Wir hatten die One- Pot- Pasta mit Fetakäse aus dem Backofen ausprobiert, die in der letzten Zeit viral ging. Ok, kann man essen - aber mein Lieblingsgericht wird das nicht.
Ich kann noch immer nicht wieder gucken, das ist ganz schön doof - und mir ist langweilig, weil ich gar nichts machen kann.
Nach fast 6 Stunden wird es endlich besser. Ich setze die Kontaktlinsen ein und zusätzlich meine Sonnenbrille auf, denn jetzt soll es der Konifere auf dem Balkon an den Kragen gehen.
Ursprünglich war die mal 30cm groß und wuchs im Balkonkasten.
Inzwischen überragt sie mich und bereits im vergangenen Sommer dachte ich (mit schlechtem Gewissen) darüber nach, dass sie langsam zu groß wird und bald nicht mehr bleiben kann.
Seit den 2- stelligen Minusgraden im Februar ist der Baum nun total braun geworden. Das erleichtert die Entscheidung: sie kommt weg! Schnipp, schnapp landet sie erst in der Tasche und dann im Müll.

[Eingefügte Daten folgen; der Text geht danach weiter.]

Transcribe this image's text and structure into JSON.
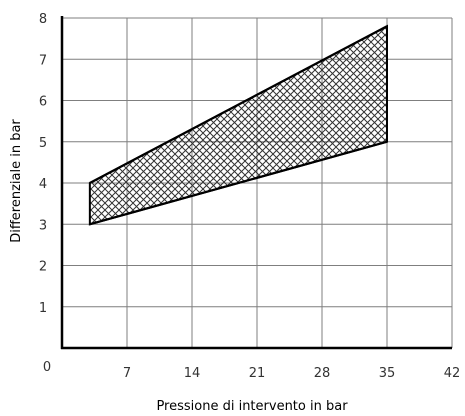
{
  "chart_data": {
    "type": "area",
    "title": "",
    "xlabel": "Pressione di intervento in bar",
    "ylabel": "Differenziale in bar",
    "xlim": [
      0,
      42
    ],
    "ylim": [
      0,
      8
    ],
    "xticks": [
      7,
      14,
      21,
      28,
      35,
      42
    ],
    "yticks": [
      1,
      2,
      3,
      4,
      5,
      6,
      7,
      8
    ],
    "origin_label": "0",
    "grid": true,
    "fill_pattern": "crosshatch",
    "colors": {
      "line": "#000000",
      "grid": "#7f7f7f",
      "hatch": "#333333"
    },
    "series": [
      {
        "role": "upper",
        "x": [
          3,
          35
        ],
        "y": [
          4,
          7.8
        ]
      },
      {
        "role": "lower",
        "x": [
          3,
          35
        ],
        "y": [
          3,
          5
        ]
      }
    ]
  }
}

Weil ich eh gerade am Räumen bin, verschwindet auch die Osterdeko gleich in ihrem Karton.
Ein Ei hat dieses Osterfest leider nicht überlebt.
Als ich fertig bin, habe ich Durst und will mir frisches Wasser aufsprudeln. Mist. Die Kartusche ist leer. Also auf zum Supermarkt.
Leider geht genau zu dem Moment draußen die Welt unter und es schneegraupelt.
Okay, dann gibt es zuerst Kaffee. Weil von Ostern noch (regional! produzierter) Eierlikör übrig ist, mische ein wenig davon in meinen Kaffee.
Und - wenn schon, denn schon, kommt obendrauf auch noch Schokosauce. Lecker!
Als der Kaffee leer ist, scheint draußen auch bereits wieder die Sonne.
Dieser April macht seinem Ruf wirklich alle Ehre!
Ich kaufe eine neue Kohlensäure- Kartusche und nehme auch noch Hyazinthen ♥ mit und flüchte vor der neuerlich aufziehenden schwarzen Wetterwand zurück nach Hause.
Jetzt aber hurtig, denn Montag ist Yogastunde - aktuell online, versteht sich - und mein Tag endet vorerst in der Abendsonne auf der Matte...
... bevor ich anschließend noch die Fotos sichte und dieses Posting schreibe.
Wer noch dabei ist, schaue ich bei Caro - klick - (Werbung wegen Verlinkung) dann morgen und wünsche Euch eine GUTE NACHT.